Trading Nation

Tech's pullback 'has further to go,' trader says. Here are the names on his shopping list

Share
Key Points
  • As technology stocks sell off, it's not time to buy into the group just yet, traders say.
  • AMD and Cloudflare's stocks could present near-term opportunities, wealth manager Mark Tepper says.
  • Nvidia is also becoming attractive as it pulls back to a key level, says chart analyst Todd Gordon.
VIDEO6:4706:47
Tech stocks to add to your shopping list during the pullback

It's not time to buy tech ... yet.

That's what two traders said Tuesday as technology stocks continued their sell-off from the prior week, with the Nasdaq Composite index falling more than 4%. Though the S&P 500 technology sector is still up almost 23% year to date, last Thursday's trading session was its worst in over five months.

"I already own some of the big ones — Apple, AMD, Salesforce, Nvidia — but we were trimming them on the way up and I'm not dying to buy any of these names just yet," Mark Tepper, the president and CEO of Strategic Wealth Partners, told CNBC's "Trading Nation" on Tuesday. "I don't want to put any more new cash into any of them right now because I do think this correction has further to go."

The S&P tech sector has fallen nearly 11% since Sept. 2. Corrections are typically defined as declines of 10% or greater in a given asset or index.

Out of the larger-cap stocks Tepper owns, his favorite was AMD, "but at 80 bucks, it's just way too expensive," he said. "If that thing were to drop down to [$]60 or [$]70, I'd be buying it, because we weren't able to get a full position in it, as it kind of took off from us on the way up."

One smaller name presented an even better opportunity, Tepper said.

"The smaller names, they never broke out like the larger-cap tech names did," he said. "The one name that we already own that I like right here is Cloudera. I'd be buying more right now. This thing was [at] 14 bucks a week ago, just had a great quarter, and it's down to 11 bucks, but nothing changed fundamentally. So, I would call that a buyable pullback. I love the business. I love the price."

Todd Gordon, managing director at Ascent Wealth Partners, agreed with Tepper about AMD's potential, calling tech's recent weakness "nothing more than profit-taking after five straight months of the market moving up ... without any pullback."

"I think there's still a very bullish backdrop.
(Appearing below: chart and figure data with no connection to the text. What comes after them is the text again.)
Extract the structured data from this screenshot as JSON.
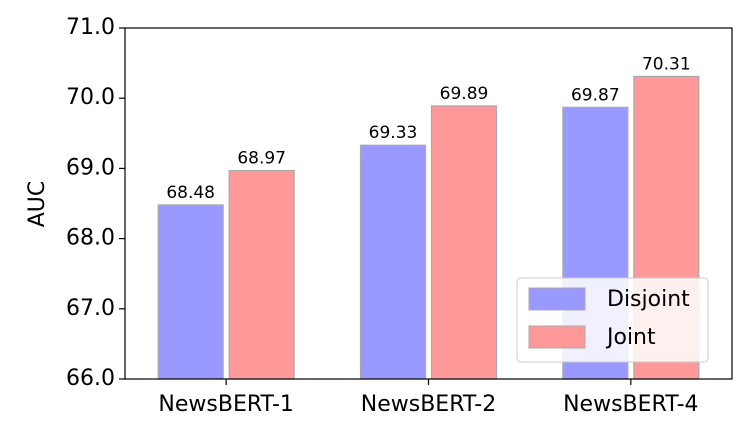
{
  "chart_data": {
    "type": "bar",
    "y_label": "AUC",
    "categories": [
      "NewsBERT-1",
      "NewsBERT-2",
      "NewsBERT-4"
    ],
    "series": [
      {
        "name": "Disjoint",
        "color": "#9999ff",
        "values": [
          68.48,
          69.33,
          69.87
        ]
      },
      {
        "name": "Joint",
        "color": "#ff9999",
        "values": [
          68.97,
          69.89,
          70.31
        ]
      }
    ],
    "ylim": [
      66,
      71
    ],
    "yticks": [
      {
        "value": 66,
        "label": "66.0"
      },
      {
        "value": 67,
        "label": "67.0"
      },
      {
        "value": 68,
        "label": "68.0"
      },
      {
        "value": 69,
        "label": "69.0"
      },
      {
        "value": 70,
        "label": "70.0"
      },
      {
        "value": 71,
        "label": "71.0"
      }
    ],
    "legend": "lower right",
    "grid": false
  }
}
Fundamental valuations have become a bit more reasonable — still extended, but we're in a new sort of normal," Gordon said in the same "Trading Nation" interview. "Some names that we would look to add for the first time would be Nvidia and AMD."

Looking at AMD's chart, he said the stock remained in a "nice uptrend channel."

"Keep in mind we just broke about a 25-year upper range in AMD," Gordon said. "We broke up around $40-50. Any pullback is still supported above 60 in a nice parallel uptrend channel."

With Nvidia also pulling back to its 50-day moving average, there does appear to be opportunity on the horizon in the chip stocks, especially with the long-term trends of artificial intelligence and self-driving car development still at play, he said.

"We're remaining constructive," Gordon said. He added that his firm would look to add to existing positions in Adobe, Activision Blizzard and Salesforce "in the future."

As for Apple, shares of which are down nearly 16% in the past week, Tepper's message was to proceed with caution, calling the stock's valuation "stretched" even as he praised the company and its products.

"If you go back to January of 2019, the stock was trading at a forward multiple of 11 or 12. I mean, it's more than tripled over the last 20 months and they haven't grown earnings one bit and nothing fundamentally within that company changed," he said. "I'm not saying it should've been trading at a 12 forward PE back January of 2019. It was probably too cheap at that point. But I think it just got a little too expensive."

Gordon pushed back, saying Apple's lofty valuation wasn't exactly unprecedented.

"The last time Apple traded at 25 or 30 times earnings, forward earnings, like we are now, I think it was 2007, just ahead of the first iPhone launch," he said. "We're starting to get ... echoes from that as we head into the new 5G phone. This is maybe the new supercycle they're talking about [for] 2021 and 2022 in terms of this 5G phone. So, there is precedent for this high valuation in the past."

Disclosure: Strategic Wealth Partners and Tepper own shares of Apple, AMD, Salesforce, Nvidia and Cloudflare. Ascent Wealth Partners owns shares of Apple, Adobe, Activision Blizzard and Salesforce. Gordon owns shares of Apple.